The answer is anyone's guess--I don't read minds, only start conversations. Most Syrians are hesitant to talk politics. Especially when the topic strikes too close to home. As a local girl told me, "Corruption in Lebanon, riots in Iran. Can you imagine what elections would bring to Syria?"
To find out what the elections have brought to Iran, I went to the source. "Nothing else will stop us," a young artist in Tehran wrote to a friend of mine. "Not this shootings, killings, violence, pressure. A re-run of elections,that is what we want as our right, and we are not gonna give up until we get it."
Perhaps my friend in Syria was right about what the Iranian elections could mean for Syria. Because the rest of the young Iranian artist's words have a lesson for the wider Arab world.
"This thing can only be compared to the revolution itself. Nothing else.

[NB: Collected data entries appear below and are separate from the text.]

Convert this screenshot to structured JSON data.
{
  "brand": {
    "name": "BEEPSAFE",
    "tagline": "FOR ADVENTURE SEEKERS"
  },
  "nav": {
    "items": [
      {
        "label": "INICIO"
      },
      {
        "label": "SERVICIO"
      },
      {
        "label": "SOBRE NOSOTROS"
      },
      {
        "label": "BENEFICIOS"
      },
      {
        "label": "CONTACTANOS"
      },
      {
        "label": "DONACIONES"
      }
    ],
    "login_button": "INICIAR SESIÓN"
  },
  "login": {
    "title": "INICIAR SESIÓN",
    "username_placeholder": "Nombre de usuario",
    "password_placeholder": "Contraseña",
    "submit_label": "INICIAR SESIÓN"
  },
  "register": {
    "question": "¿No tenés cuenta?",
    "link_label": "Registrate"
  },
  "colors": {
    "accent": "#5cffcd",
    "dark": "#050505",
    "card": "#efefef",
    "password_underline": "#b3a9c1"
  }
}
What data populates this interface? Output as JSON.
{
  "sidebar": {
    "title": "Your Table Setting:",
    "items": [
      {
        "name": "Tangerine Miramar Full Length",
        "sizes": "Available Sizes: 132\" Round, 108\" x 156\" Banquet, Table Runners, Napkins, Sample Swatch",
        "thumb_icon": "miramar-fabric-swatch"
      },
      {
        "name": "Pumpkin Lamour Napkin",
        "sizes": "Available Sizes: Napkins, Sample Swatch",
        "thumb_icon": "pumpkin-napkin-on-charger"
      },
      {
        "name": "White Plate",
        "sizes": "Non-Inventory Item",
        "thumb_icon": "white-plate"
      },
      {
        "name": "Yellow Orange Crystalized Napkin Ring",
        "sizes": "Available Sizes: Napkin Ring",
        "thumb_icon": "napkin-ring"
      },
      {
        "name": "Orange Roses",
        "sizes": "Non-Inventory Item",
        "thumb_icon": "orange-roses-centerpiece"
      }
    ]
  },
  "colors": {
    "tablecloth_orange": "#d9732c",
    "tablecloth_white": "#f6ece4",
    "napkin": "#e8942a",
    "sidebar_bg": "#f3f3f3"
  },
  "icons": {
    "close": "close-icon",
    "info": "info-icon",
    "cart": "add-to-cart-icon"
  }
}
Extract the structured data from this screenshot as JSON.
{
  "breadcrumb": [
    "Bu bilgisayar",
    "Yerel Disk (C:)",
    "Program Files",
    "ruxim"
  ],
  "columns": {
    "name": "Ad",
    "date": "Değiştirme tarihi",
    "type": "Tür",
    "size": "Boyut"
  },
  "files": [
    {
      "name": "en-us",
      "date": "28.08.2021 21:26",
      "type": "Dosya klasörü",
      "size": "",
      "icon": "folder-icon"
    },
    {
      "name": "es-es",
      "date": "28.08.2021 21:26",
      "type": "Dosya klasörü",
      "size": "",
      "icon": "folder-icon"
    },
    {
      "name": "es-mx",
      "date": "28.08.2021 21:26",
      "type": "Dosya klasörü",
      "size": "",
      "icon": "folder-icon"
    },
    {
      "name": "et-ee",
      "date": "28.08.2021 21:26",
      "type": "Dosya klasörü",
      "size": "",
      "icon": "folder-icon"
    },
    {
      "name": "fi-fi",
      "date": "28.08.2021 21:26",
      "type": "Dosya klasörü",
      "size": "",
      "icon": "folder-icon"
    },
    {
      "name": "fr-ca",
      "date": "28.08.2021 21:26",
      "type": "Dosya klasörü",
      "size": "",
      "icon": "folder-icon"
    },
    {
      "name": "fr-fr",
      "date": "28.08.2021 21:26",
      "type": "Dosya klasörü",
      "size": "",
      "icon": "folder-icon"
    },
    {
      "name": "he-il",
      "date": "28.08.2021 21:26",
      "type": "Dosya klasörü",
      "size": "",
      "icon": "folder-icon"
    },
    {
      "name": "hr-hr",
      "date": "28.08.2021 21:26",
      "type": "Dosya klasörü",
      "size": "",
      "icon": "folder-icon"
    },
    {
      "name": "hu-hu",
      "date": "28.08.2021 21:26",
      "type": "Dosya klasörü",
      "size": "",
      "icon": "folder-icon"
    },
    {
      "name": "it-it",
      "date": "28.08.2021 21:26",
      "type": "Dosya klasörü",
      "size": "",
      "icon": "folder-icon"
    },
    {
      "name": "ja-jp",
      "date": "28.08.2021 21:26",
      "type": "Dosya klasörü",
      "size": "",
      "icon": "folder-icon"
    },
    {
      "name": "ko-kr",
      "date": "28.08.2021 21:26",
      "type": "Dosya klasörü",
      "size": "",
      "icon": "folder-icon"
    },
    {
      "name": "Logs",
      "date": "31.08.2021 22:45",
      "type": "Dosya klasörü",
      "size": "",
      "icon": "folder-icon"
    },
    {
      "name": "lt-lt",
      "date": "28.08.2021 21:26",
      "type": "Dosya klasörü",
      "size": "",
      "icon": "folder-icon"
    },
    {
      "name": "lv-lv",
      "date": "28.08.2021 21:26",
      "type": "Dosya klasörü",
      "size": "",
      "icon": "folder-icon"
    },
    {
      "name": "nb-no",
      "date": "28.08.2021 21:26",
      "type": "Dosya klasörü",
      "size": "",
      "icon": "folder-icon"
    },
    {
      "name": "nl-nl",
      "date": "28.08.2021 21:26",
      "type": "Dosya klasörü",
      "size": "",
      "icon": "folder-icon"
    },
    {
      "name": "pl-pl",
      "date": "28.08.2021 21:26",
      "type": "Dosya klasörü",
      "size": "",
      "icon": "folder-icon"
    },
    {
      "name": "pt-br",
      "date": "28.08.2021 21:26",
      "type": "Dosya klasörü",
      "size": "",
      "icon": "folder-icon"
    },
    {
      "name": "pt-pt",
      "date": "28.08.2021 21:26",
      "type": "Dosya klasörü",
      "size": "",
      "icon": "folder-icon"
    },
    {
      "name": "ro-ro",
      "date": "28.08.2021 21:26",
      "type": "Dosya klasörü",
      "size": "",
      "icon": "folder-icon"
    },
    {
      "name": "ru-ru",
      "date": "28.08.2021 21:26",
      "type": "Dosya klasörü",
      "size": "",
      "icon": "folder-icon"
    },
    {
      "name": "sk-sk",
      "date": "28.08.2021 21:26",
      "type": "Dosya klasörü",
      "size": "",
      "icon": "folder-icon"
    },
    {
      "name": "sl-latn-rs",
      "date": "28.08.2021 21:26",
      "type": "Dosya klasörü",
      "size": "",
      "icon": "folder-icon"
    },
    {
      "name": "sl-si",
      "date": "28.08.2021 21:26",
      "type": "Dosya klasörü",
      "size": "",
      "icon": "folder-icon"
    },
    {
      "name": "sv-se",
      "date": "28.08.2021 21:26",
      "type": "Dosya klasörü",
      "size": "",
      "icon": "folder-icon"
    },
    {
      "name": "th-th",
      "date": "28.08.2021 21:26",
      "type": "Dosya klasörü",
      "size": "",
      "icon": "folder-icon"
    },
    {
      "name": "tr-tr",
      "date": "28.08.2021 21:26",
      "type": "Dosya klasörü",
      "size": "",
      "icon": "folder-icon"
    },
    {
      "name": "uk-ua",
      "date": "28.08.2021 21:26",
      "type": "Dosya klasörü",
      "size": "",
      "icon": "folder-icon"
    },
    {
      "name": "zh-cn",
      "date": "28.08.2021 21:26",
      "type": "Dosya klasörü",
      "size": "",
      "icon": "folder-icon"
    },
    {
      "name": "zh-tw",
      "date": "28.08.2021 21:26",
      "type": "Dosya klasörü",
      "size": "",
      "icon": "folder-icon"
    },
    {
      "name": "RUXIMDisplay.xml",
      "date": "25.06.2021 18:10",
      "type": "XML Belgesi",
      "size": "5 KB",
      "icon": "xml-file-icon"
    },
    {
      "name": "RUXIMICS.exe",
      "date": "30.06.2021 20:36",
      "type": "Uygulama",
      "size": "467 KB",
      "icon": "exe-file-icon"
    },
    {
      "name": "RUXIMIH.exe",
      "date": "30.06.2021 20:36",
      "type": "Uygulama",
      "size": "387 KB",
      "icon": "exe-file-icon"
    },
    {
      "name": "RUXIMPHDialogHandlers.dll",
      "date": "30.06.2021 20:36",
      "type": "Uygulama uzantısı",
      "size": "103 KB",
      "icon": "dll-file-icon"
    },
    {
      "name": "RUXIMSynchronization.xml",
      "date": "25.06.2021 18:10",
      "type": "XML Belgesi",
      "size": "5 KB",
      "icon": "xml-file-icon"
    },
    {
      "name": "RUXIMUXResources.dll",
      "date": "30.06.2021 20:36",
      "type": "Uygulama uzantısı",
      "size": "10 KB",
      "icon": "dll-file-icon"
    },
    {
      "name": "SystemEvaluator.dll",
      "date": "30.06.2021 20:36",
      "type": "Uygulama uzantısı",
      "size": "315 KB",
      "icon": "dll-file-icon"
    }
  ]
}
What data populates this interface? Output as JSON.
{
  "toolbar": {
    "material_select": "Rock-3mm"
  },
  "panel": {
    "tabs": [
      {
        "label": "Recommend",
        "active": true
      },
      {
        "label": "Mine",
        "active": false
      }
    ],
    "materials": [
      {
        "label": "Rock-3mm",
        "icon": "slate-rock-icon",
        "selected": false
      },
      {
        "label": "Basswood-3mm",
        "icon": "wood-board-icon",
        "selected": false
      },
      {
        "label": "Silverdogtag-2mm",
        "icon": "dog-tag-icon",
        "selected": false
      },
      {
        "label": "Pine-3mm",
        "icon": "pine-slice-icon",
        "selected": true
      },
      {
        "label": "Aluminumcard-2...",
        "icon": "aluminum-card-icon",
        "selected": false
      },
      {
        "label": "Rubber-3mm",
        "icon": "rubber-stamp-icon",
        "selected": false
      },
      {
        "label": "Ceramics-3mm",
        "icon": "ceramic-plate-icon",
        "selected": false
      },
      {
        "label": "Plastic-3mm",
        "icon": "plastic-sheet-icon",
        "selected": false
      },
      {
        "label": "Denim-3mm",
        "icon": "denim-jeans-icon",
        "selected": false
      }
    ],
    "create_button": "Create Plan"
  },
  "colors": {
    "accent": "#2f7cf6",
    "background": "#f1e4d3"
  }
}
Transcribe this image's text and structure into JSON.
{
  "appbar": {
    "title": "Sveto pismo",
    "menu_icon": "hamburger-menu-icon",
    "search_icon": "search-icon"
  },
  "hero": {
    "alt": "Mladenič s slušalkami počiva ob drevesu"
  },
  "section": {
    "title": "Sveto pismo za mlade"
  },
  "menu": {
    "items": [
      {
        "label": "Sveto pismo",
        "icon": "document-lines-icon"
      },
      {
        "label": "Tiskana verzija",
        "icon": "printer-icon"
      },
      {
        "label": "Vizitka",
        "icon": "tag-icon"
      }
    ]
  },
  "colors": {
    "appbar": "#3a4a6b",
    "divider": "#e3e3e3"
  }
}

They attacked the same dorm again and they threw people from windows. [This] is about a tiny guy who came on by fraud, and is trying to stay whatever it takes, and he has hands everywhere because his types have the power in every part of the government. They think that to keep the power, you can do anything--pressure, violence, fraud. This is not what the revolution was for--this is what the revolution was against."